Os resultados encontrados em todos os casos analisados são muito robustos e indicam que as preferências por Trump são inversamente correlacionadas com o capital social, ou seja, com a densidade de associações cívicas, religiosas e esportivas, bem como com medidas de confiança generalizada, indicando que movimentos populistas parecem prosperar em locais onde houve desintegração de laços sociais em décadas recentes.
É provável que indivíduos com fortes vínculos e conexões sociais tendam a encontrar mais facilidade e ajuda para enfrentar mudanças econômicas resultantes da globalização, do progresso tecnológico e da imigração. As conexões sociais podem ajudar também na requalificação profissional de quem perde emprego, por exemplo. Já uma pessoa desempregada com fracos laços sociais tende a ser mais suscetível aos apelos dos populistas de plantão, que culpam os imigrantes, a globalização, a tecnologia, ou ainda as elites pelos seus sofrimentos, abrindo as portas para outsiders que se vendam como os verdadeiros representantes “do povo”. Um importante alerta vem da observação de que a eleição de uma figura como Trump não foi um mero acidente, é fruto de um processo que vem sendo gestado há tempos na sociedade norte-americana.
A eleição de Jair Bolsonaro indica que também no Brasil os laços sociais e a confiança entre as pessoas vêm sofrendo forte desgaste em décadas recentes. A hiperinflação, por exemplo, não teria sido debelada não fosse a conjugação de um plano econômico competente com uma coordenação de expectativas que contou com cooperação e confiança de toda a sociedade. Além das alterações adequadas nas políticas monetária, fiscal e cambial, era necessário promover uma espécie de “acordo” para que todos remarcassem seus preços à mesma taxa, ou seja, para que uma pessoa ou empresa não obtivesse vantagem sobre a outra durante a transição para a nova moeda.
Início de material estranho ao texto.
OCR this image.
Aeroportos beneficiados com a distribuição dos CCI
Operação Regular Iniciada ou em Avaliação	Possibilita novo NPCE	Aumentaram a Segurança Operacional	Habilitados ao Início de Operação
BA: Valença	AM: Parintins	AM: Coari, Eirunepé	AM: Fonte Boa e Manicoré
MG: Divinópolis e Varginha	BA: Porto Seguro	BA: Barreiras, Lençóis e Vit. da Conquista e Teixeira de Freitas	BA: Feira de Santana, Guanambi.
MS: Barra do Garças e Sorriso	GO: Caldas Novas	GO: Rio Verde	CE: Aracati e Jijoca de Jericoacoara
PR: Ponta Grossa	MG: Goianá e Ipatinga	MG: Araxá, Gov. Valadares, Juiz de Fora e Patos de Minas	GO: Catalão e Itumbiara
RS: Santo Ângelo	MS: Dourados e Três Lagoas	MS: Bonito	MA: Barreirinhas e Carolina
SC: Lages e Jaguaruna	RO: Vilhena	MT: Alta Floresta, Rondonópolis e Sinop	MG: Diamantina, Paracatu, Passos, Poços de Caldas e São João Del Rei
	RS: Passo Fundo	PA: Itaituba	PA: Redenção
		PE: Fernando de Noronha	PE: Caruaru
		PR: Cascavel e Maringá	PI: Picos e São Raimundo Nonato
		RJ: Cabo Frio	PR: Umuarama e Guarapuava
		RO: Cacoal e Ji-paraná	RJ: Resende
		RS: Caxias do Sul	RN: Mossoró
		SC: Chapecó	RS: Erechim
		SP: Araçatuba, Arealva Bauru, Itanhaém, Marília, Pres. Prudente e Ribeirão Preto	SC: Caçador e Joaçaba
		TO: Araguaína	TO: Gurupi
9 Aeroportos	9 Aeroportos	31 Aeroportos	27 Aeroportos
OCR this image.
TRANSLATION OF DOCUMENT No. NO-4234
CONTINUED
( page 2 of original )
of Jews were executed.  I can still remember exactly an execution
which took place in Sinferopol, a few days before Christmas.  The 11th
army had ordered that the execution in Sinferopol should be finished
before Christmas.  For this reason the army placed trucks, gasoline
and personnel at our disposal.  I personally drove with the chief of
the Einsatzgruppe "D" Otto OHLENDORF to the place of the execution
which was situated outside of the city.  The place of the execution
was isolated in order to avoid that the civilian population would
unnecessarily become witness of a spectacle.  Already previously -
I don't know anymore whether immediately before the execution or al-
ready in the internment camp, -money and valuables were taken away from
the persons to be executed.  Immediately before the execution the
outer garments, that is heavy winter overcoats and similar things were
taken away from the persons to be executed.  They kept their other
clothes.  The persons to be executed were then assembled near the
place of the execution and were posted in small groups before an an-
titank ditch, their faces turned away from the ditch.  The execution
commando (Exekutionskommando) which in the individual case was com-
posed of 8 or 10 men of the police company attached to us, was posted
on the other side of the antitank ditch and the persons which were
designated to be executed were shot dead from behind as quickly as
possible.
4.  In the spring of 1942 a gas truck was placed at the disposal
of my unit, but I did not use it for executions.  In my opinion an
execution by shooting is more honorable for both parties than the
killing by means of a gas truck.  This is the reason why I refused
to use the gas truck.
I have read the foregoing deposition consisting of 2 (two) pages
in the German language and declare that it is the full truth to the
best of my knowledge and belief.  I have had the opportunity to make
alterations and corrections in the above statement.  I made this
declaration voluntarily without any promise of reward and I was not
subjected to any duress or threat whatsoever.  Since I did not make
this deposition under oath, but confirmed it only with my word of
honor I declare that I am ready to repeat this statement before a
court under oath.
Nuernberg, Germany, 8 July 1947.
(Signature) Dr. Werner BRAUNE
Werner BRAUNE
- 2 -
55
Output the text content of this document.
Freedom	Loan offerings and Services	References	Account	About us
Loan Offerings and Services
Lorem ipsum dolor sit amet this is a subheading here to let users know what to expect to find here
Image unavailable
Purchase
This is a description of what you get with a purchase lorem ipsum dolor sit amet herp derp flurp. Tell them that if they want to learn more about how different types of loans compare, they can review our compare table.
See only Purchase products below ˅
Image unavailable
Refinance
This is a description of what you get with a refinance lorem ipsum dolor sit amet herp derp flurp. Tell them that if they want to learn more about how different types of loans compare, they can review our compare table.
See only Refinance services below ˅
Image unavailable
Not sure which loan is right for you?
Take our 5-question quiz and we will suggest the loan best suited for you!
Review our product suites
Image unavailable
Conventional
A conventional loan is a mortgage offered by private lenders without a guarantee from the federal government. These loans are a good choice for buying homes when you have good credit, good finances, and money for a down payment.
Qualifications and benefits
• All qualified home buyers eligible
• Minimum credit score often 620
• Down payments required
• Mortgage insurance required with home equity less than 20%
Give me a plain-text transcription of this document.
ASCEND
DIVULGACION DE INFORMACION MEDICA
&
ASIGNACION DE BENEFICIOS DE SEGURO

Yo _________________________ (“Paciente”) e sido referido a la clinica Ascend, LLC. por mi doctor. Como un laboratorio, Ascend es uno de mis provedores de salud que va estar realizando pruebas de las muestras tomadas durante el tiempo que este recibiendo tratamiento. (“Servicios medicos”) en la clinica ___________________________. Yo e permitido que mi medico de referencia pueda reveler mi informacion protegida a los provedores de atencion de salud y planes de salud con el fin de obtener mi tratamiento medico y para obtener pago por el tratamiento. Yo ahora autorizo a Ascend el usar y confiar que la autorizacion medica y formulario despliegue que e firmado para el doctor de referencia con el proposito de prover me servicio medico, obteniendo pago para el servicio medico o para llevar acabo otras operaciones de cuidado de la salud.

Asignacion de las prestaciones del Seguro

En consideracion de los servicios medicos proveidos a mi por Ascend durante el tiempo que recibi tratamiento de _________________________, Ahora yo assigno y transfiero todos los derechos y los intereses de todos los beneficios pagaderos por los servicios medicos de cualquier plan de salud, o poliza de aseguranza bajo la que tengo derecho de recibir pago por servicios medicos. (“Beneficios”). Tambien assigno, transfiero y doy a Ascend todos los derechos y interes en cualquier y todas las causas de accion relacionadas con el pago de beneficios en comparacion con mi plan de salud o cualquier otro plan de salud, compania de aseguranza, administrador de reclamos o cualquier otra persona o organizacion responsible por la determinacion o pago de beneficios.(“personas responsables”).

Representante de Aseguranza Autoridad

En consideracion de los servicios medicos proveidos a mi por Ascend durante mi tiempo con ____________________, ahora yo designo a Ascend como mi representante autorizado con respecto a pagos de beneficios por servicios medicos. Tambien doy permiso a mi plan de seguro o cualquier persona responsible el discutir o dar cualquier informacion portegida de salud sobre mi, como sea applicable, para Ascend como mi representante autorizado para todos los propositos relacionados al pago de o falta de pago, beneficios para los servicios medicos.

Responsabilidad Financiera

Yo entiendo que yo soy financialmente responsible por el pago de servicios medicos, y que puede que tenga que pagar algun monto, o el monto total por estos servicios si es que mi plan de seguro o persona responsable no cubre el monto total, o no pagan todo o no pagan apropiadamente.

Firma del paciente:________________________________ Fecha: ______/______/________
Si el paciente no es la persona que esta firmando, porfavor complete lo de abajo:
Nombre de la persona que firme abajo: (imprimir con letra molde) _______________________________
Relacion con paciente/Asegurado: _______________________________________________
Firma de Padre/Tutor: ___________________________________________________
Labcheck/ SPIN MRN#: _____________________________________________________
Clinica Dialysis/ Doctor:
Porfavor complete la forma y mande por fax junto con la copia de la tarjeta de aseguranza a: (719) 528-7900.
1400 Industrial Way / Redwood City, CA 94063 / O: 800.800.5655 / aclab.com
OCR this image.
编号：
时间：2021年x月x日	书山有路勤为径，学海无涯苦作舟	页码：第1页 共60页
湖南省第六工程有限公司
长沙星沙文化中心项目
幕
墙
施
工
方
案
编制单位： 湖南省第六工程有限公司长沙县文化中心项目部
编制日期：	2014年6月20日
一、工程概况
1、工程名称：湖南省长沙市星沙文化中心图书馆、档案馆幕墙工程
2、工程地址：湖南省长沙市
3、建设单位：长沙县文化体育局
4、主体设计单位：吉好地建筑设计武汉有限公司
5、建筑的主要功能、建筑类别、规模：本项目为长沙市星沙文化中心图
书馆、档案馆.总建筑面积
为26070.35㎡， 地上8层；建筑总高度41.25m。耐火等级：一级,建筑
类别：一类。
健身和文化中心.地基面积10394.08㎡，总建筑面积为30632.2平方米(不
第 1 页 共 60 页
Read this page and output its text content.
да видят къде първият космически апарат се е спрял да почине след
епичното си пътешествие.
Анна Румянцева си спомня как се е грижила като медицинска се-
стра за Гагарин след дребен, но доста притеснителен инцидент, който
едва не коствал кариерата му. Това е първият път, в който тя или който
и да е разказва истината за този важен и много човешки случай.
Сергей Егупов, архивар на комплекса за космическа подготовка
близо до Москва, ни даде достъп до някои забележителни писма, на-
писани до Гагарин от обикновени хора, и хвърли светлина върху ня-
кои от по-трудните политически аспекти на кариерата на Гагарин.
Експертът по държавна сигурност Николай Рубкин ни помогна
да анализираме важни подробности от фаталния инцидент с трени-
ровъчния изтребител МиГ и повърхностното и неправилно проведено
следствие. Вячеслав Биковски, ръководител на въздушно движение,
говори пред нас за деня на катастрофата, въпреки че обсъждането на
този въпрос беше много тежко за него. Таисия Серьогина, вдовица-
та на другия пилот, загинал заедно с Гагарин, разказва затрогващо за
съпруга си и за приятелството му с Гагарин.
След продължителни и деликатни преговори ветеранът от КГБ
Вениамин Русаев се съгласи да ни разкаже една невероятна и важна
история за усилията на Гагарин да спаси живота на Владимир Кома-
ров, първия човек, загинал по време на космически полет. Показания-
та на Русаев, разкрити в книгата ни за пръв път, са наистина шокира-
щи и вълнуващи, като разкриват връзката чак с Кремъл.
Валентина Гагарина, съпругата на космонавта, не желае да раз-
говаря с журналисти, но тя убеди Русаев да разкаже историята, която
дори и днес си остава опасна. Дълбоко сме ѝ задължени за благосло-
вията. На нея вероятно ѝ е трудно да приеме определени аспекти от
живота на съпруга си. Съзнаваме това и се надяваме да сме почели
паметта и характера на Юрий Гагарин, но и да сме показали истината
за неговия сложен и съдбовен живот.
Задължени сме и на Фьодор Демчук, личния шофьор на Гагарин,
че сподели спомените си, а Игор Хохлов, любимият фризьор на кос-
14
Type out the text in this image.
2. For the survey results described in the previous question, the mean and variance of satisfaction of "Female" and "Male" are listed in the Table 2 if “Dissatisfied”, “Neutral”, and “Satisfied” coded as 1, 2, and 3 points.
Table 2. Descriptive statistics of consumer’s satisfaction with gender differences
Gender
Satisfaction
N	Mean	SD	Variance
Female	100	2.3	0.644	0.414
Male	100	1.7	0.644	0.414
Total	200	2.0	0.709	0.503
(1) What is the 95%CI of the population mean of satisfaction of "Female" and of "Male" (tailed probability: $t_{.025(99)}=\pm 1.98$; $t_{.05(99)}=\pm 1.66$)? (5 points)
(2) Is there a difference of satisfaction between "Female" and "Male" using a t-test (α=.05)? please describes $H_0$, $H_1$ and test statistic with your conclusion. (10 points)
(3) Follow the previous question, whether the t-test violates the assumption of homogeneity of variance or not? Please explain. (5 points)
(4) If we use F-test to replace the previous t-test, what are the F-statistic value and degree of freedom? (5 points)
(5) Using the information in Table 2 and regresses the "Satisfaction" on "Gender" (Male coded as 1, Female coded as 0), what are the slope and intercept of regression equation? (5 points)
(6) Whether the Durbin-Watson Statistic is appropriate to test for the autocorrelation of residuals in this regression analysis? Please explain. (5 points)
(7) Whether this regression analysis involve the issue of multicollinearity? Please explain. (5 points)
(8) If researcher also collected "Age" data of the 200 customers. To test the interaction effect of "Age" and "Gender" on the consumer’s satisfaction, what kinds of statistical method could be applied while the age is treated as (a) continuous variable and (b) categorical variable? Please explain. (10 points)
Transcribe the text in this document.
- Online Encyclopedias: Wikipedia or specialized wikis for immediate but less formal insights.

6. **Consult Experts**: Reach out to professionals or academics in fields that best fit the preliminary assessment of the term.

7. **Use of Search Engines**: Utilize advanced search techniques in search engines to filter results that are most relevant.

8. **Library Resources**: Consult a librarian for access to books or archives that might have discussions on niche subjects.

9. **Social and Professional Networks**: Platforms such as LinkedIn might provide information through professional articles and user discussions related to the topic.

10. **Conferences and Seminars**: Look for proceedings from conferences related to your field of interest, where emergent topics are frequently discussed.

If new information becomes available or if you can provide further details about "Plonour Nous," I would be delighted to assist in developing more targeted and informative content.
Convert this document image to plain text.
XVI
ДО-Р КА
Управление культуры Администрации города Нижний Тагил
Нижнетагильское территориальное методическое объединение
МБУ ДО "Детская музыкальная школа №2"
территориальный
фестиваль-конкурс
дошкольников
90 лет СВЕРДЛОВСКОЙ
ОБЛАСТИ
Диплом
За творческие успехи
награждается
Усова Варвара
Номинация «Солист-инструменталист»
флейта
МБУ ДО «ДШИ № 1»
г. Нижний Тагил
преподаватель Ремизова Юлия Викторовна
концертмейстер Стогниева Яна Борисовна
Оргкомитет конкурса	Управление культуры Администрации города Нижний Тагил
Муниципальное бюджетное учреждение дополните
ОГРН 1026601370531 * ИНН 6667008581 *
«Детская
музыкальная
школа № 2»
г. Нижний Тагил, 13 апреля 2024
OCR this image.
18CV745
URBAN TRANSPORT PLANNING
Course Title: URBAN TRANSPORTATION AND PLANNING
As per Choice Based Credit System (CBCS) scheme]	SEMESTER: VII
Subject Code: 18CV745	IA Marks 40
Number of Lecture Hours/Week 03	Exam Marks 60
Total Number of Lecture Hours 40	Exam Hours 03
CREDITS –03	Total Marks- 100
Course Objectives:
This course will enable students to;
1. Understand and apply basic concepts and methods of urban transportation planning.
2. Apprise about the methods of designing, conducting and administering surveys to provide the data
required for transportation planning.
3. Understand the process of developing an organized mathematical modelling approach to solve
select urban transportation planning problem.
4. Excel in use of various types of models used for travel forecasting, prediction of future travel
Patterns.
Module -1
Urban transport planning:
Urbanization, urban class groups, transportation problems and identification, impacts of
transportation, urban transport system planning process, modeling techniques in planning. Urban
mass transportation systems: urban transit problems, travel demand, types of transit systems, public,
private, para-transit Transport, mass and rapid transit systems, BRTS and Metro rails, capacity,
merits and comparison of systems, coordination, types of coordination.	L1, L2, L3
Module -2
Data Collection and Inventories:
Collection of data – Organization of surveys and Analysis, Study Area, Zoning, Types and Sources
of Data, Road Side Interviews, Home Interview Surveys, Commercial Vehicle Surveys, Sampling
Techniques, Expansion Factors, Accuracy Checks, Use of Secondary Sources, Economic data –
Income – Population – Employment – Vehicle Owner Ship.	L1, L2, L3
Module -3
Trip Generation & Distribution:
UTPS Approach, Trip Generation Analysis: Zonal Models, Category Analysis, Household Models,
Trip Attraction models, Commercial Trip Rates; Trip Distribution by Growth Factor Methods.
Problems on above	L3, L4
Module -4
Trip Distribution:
Para tanto, foi criada uma Unidade de Referência de Valor, a URV, que refletia a variação média diária de três índices de preços. Todos os preços dos bens e serviços eram cotados em URVs e pagos em cruzeiros reais convertidos pela cotação diária da URV. Um mecanismo muito complexo, mas que ainda assim contou com o apoio e a cooperação da população, sem o qual não teria funcionado. A inflação caiu e deixou de ser um problema. Ganhamos todos, e ganharam sobretudo os mais pobres, que mais sofriam com a inflação elevada.
Visto de hoje esse episódio parece ter acontecido em outro planeta, ou talvez na Dinamarca, mas nunca no Brasil atual. Imagino como reagiriam a uma URV os negacionistas, terraplanistas e outros seres das trevas… Impensável. Ou seja, esse é apenas um exemplo a evidenciar a forte deterioração do capital social ocorrida no país em décadas recentes. Os laços sociais se esgarçaram depois de anos de “nós contra eles” e de “e daí?”; da desvalorização do voto pelos seguidos estelionatos eleitorais; de disseminação da grande corrupção; de recessão e de desemprego.
Esses laços precisam ser reparados se quisermos construir um futuro melhor. A sociedade civil, que tem na imprensa sua grande aliada, tem dado mostras de vigor cívico e de apreço aos valores democráticos, pressionando por integridade, justiça e responsabilidade no uso do dinheiro público.
Já o nosso sistema político carece de uma reforma profunda, distante que está de bem representar os interesses de seus eleitores, situação que vem se deteriorando continuamente. Segundo o World Values Survey, por exemplo, a proporção de pessoas que diz confiar nos partidos passou de 33%, na pesquisa de 1994-98, para 13%, na mais recente (2017-20), refletindo um nível alarmante de erosão da credibilidade. É importante notar que a maior queda ocorreu entre 1994-98 e 2010-14, o que destrói a versão de que a Lava Jato seria responsável pela desmoralização dos políticos. Não é o caso. Eles se desmoralizaram per se, ao fazer de partidos meros amontoados de interesses pessoais, ressalvadas as raras e honrosas exceções. Enquanto o interesse público não comandar as escolhas do Parlamento estaremos à mercê de aventuras populistas, que se alimentam da falta de esperança da população.